Bonsoir, ma question s'adresse surtout aux possesseurs ou aux testeurs de deux HomePod.

Une fois qu'on a créé *une paire de HomePod stéréo*, d'après ce que j'ai compris - j'ai un seul HomePod - on peut la sélectionner comme sortie audio pour iOS ou pour iTunes sur macOS. 

Mais peut-on la sélectionner en tant que périphérique de sortie audio pour macOS tout court ? Via la barre de menus ou les Préférences Son ?

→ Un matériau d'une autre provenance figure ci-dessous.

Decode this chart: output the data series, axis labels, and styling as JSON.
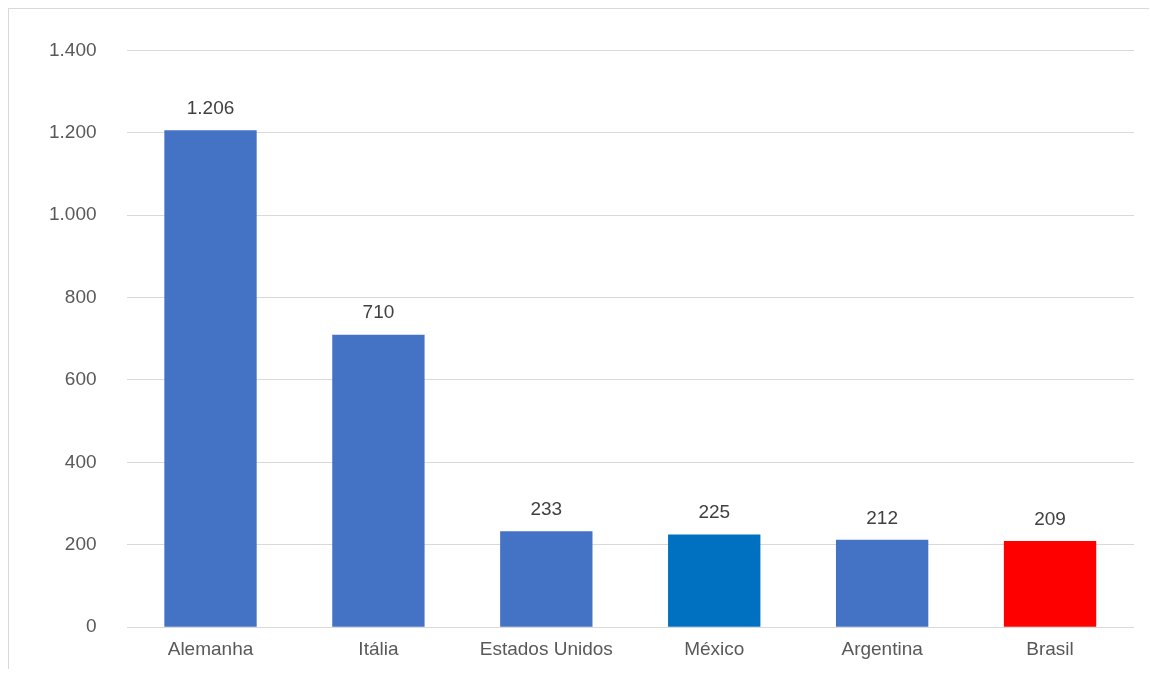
{
  "chart_data": {
    "type": "bar",
    "categories": [
      "Alemanha",
      "Itália",
      "Estados Unidos",
      "México",
      "Argentina",
      "Brasil"
    ],
    "values": [
      1206,
      710,
      233,
      225,
      212,
      209
    ],
    "colors": [
      "#4472c4",
      "#4472c4",
      "#4472c4",
      "#0070c0",
      "#4472c4",
      "#ff0000"
    ],
    "value_labels": [
      "1.206",
      "710",
      "233",
      "225",
      "212",
      "209"
    ],
    "ylim": [
      0,
      1400
    ],
    "yticks": [
      0,
      200,
      400,
      600,
      800,
      {
        "value": 1000,
        "label": "1.000"
      },
      {
        "value": 1200,
        "label": "1.200"
      },
      {
        "value": 1400,
        "label": "1.400"
      }
    ],
    "grid": "y",
    "legend": false
  }
}
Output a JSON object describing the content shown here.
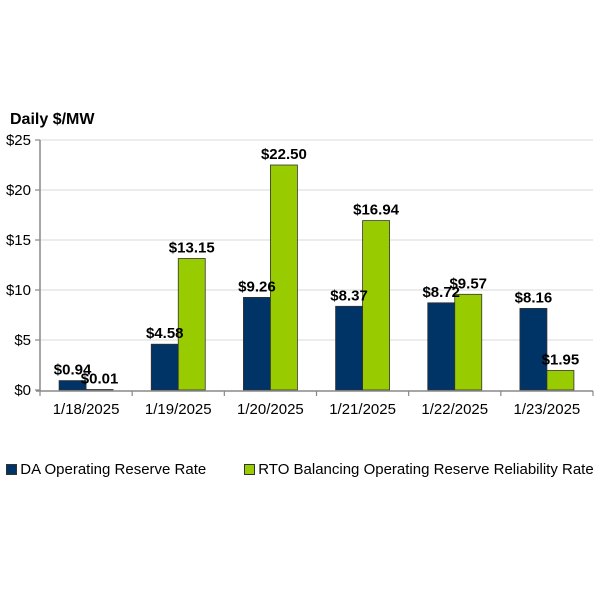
{
  "chart_data": {
    "type": "bar",
    "title": "",
    "ylabel": "Daily $/MW",
    "xlabel": "",
    "categories": [
      "1/18/2025",
      "1/19/2025",
      "1/20/2025",
      "1/21/2025",
      "1/22/2025",
      "1/23/2025"
    ],
    "series": [
      {
        "name": "DA Operating Reserve Rate",
        "color": "#003366",
        "values": [
          0.94,
          4.58,
          9.26,
          8.37,
          8.72,
          8.16
        ],
        "labels": [
          "$0.94",
          "$4.58",
          "$9.26",
          "$8.37",
          "$8.72",
          "$8.16"
        ]
      },
      {
        "name": "RTO Balancing Operating Reserve Reliability Rate",
        "color": "#99CC00",
        "values": [
          0.01,
          13.15,
          22.5,
          16.94,
          9.57,
          1.95
        ],
        "labels": [
          "$0.01",
          "$13.15",
          "$22.50",
          "$16.94",
          "$9.57",
          "$1.95"
        ]
      }
    ],
    "ylim": [
      0,
      25
    ],
    "yticks": [
      0,
      5,
      10,
      15,
      20,
      25
    ],
    "ytick_labels": [
      "$0",
      "$5",
      "$10",
      "$15",
      "$20",
      "$25"
    ],
    "grid": true,
    "legend_position": "bottom"
  }
}
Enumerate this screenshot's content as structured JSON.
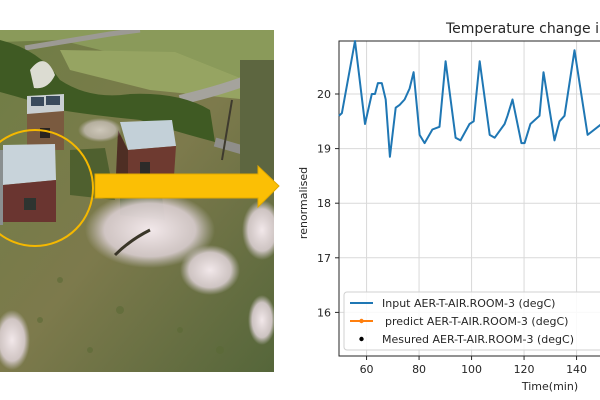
{
  "figure": {
    "arrow_color": "#fbbf05",
    "circle_color": "#f5b800",
    "photo_description": "Aerial view of small wooden test cabins on grass with flowering trees"
  },
  "chart_data": {
    "type": "line",
    "title": "Temperature change i",
    "xlabel": "Time(min)",
    "ylabel": "renormalised",
    "xlim": [
      49.5,
      150
    ],
    "ylim": [
      15.2,
      20.97
    ],
    "xticks": [
      60,
      80,
      100,
      120,
      140
    ],
    "yticks": [
      16,
      17,
      18,
      19,
      20
    ],
    "grid": true,
    "legend_position": "lower center",
    "series": [
      {
        "name": "Input AER-T-AIR.ROOM-3 (degC)",
        "color": "#1f77b4",
        "marker": "none",
        "x": [
          49.5,
          50.6,
          55.6,
          59.4,
          62.0,
          63.2,
          64.3,
          65.8,
          67.3,
          68.9,
          71.1,
          72.6,
          74.5,
          76.4,
          77.9,
          80.2,
          82.1,
          85.1,
          87.8,
          90.1,
          93.9,
          95.8,
          99.2,
          100.8,
          103.1,
          106.9,
          108.8,
          112.6,
          113.7,
          115.6,
          119.0,
          120.2,
          122.4,
          125.9,
          127.4,
          131.6,
          133.5,
          135.4,
          139.2,
          144.2,
          149.5
        ],
        "values": [
          19.6,
          19.65,
          21.0,
          19.45,
          20.0,
          20.0,
          20.2,
          20.2,
          19.9,
          18.85,
          19.75,
          19.8,
          19.9,
          20.1,
          20.4,
          19.25,
          19.1,
          19.35,
          19.4,
          20.6,
          19.2,
          19.15,
          19.45,
          19.5,
          20.6,
          19.25,
          19.2,
          19.45,
          19.6,
          19.9,
          19.1,
          19.1,
          19.45,
          19.6,
          20.4,
          19.15,
          19.5,
          19.6,
          20.8,
          19.25,
          19.45
        ]
      },
      {
        "name": "predict AER-T-AIR.ROOM-3 (degC)",
        "color": "#ff7f0e",
        "marker": "dot",
        "x": [],
        "values": []
      },
      {
        "name": "Mesured AER-T-AIR.ROOM-3 (degC)",
        "color": "#000000",
        "marker": "dot-only",
        "x": [],
        "values": []
      }
    ]
  }
}
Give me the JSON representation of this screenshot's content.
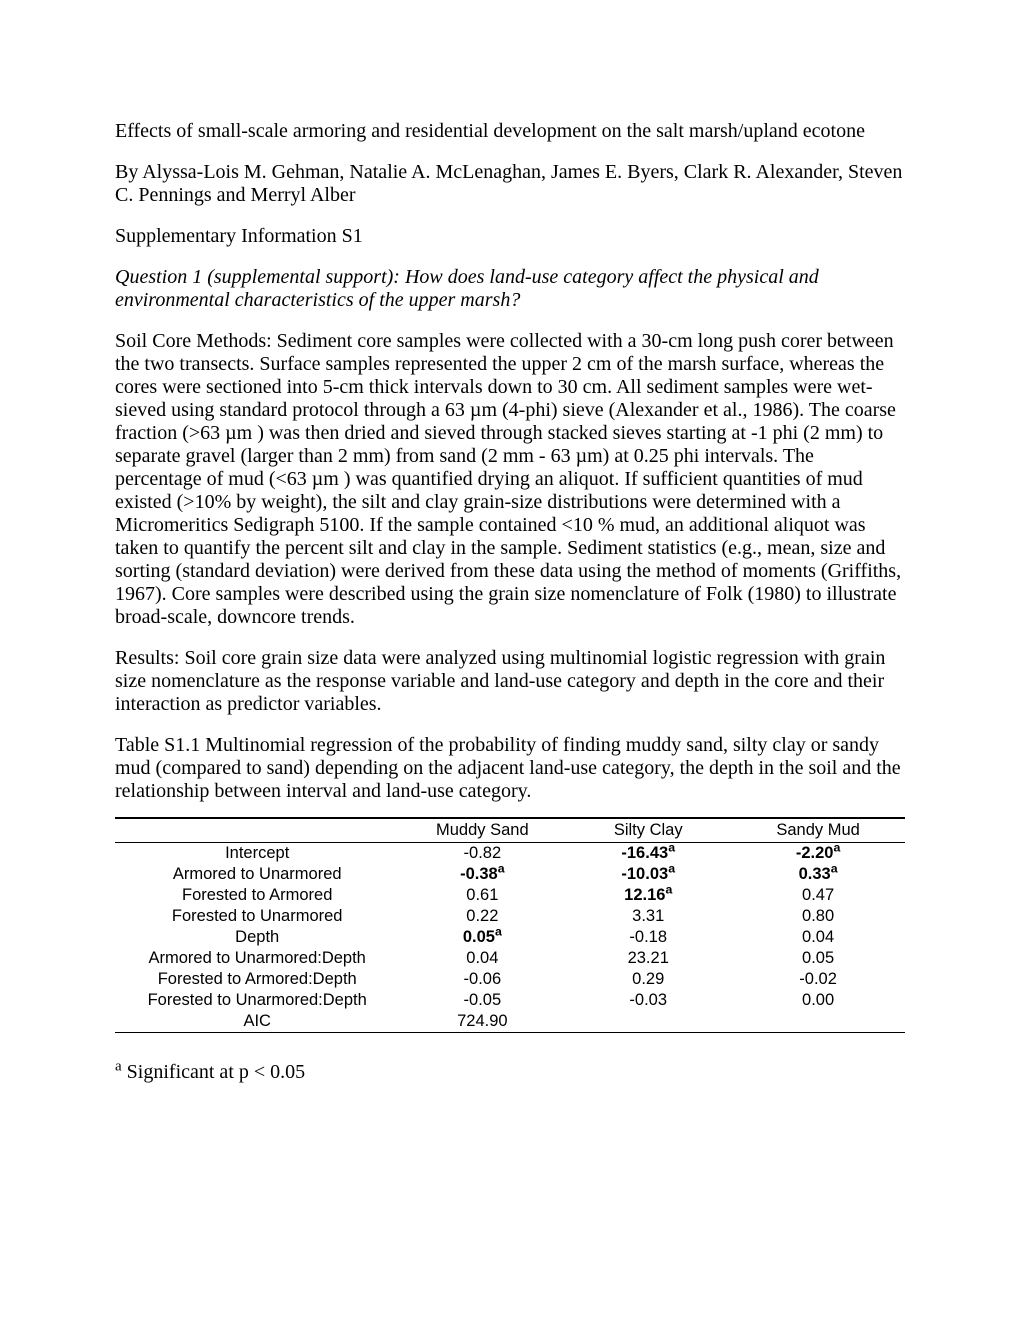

Ceci de manière à avoir sur les deux HomePod stéréo, le son des applications de macOS... hors iTunes.

Merci


----------



## SyMich (11 Décembre 2018)

La réponse est oui. 
Par contre, attention au décalage entre l'émission du son par l'application sur le Mac et son émission par les HomePod. Quand on écoute de la musique ce n'est pas gênant, mais si on diffuse les sons d'un jeu vidéo, il y a aura un décalage entre l'action à l'écran et le son.


----------



## benchfiddler (11 Décembre 2018)

Merci pour ta réponse ! Je n'ai aucun décalage avec un seul HomePod en "Airplay 1", on verra bien. Dommage qu'on ne puisse pas faire de sortie audio multiple avec les périphériques Airplay.


----------



## SyMich (11 Décembre 2018)

Ce n'est pas possible que tu n'aies pas de décalage (sauf si tu regardes une vidéo avec le son envoyé en AirPlay, car dans ce cas il y a synchronisation en retardant la lecture de la vidéo pour "attendre" le son). 
Mais si tu diffuses le son d'un jeu, par exemple, tu constateras le décalage.


----------



## benchfiddler (11 Décembre 2018)

Je joue peu sur Mac, je n'avais pas essayé : effectivement il y a un décalage, sauf sur Steam.
Si actuellement je n'ai pas de décalage de son sur 1 HomePod avec des vidéos sur Youtube et QuickTime, ce serait pareil avec les 2 HomePod ?


----------